Recently, a little overwhelmed by the posted mirrors and vanities of social media, I tried to make sense of what this culture has produced. The extreme narcissism, the glutted corridors of information make it harder and harder to actually 'see'.  I suppose I could improve my face with some kind of cosmetic treatment, but I'm not particularly featuring my image, in my late 60's.  Like my old guitars, the scars and lines and the aged bodies-- well, they have a story to tell.  They sing reliably when I pick them up. 

But what are they saying, all these gig announcements and pet portraits-- the endless postings and clippings and waving families-- the beach-sunsets, plates of food and newborn babies?  That we are becoming less and less in the humongous ratio of moments here... that we are invisible and shrouded by a pandemic culture that stole our momentum and took away our relevance?  That we are desperate to remain present, to prove our own existence?  When journals and reviews were published as print, the material was limited.  There was competition and only the chosen few could be seen.  In the present, digital notebooks have infinite space and allow an infinite number of poems-- of songs and albums and little films of our daily lives.
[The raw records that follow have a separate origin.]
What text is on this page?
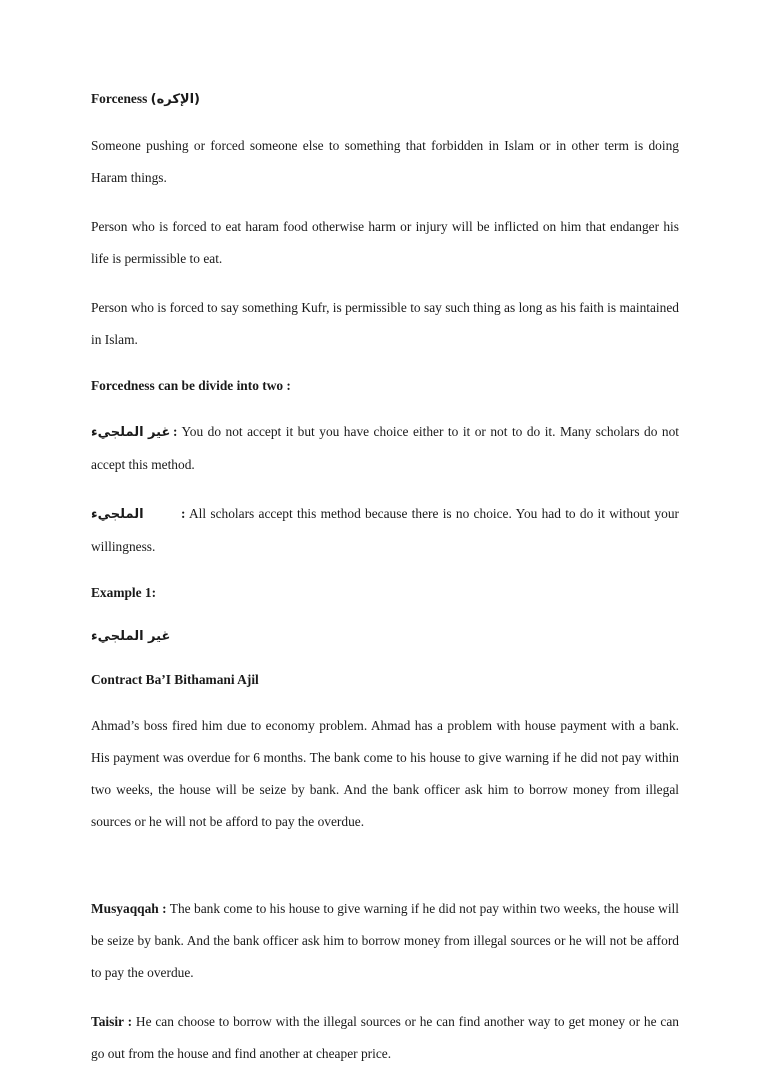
Forceness (الإكره)

Someone pushing or forced someone else to something that forbidden in Islam or in other term is doing Haram things.

Person who is forced to eat haram food otherwise harm or injury will be inflicted on him that endanger his life is permissible to eat.

Person who is forced to say something Kufr, is permissible to say such thing as long as his faith is maintained in Islam.

Forcedness can be divide into two :

غير الملجيء : You do not accept it but you have choice either to it or not to do it. Many scholars do not accept this method.

الملجيء	: All scholars accept this method because there is no choice. You had to do it without your willingness.

Example 1:

غير الملجيء

Contract Ba’I Bithamani Ajil

Ahmad’s boss fired him due to economy problem. Ahmad has a problem with house payment with a bank. His payment was overdue for 6 months. The bank come to his house to give warning if he did not pay within two weeks, the house will be seize by bank. And the bank officer ask him to borrow money from illegal sources or he will not be afford to pay the overdue.

Musyaqqah : The bank come to his house to give warning if he did not pay within two weeks, the house will be seize by bank. And the bank officer ask him to borrow money from illegal sources or he will not be afford to pay the overdue.

Taisir : He can choose to borrow with the illegal sources or he can find another way to get money or he can go out from the house and find another at cheaper price.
Storage clouds relieve our devices of some volume... but where do the visuals stop?  What might be the version of vanity for a blind man? 

Miles away a horrific war has eclipsed the covid culture and created a global tragedy.  It belongs to us-- not as a label for our own narcissism and vanity activities, but it should look back at us from every reflecting surface in our daily lives.  When I was a girl I had a magic mirror that reflected only itself... as though I were a vampire and had no image at all.   The horrid realities of war steal not just faces but families, homes, cities... dreams.  

In 1989 December 1 was designated the Day Without Art as a kind of memorial and reminder of the scourge of AIDS.  I wish we could organize a day-- a month-- without social media and vanity postings-- a day without mirrors, so that we can look into ourselves and find, rather than an airbrushed likeness-- some wisdom, some compassion... the face of someone else who maybe has no voice.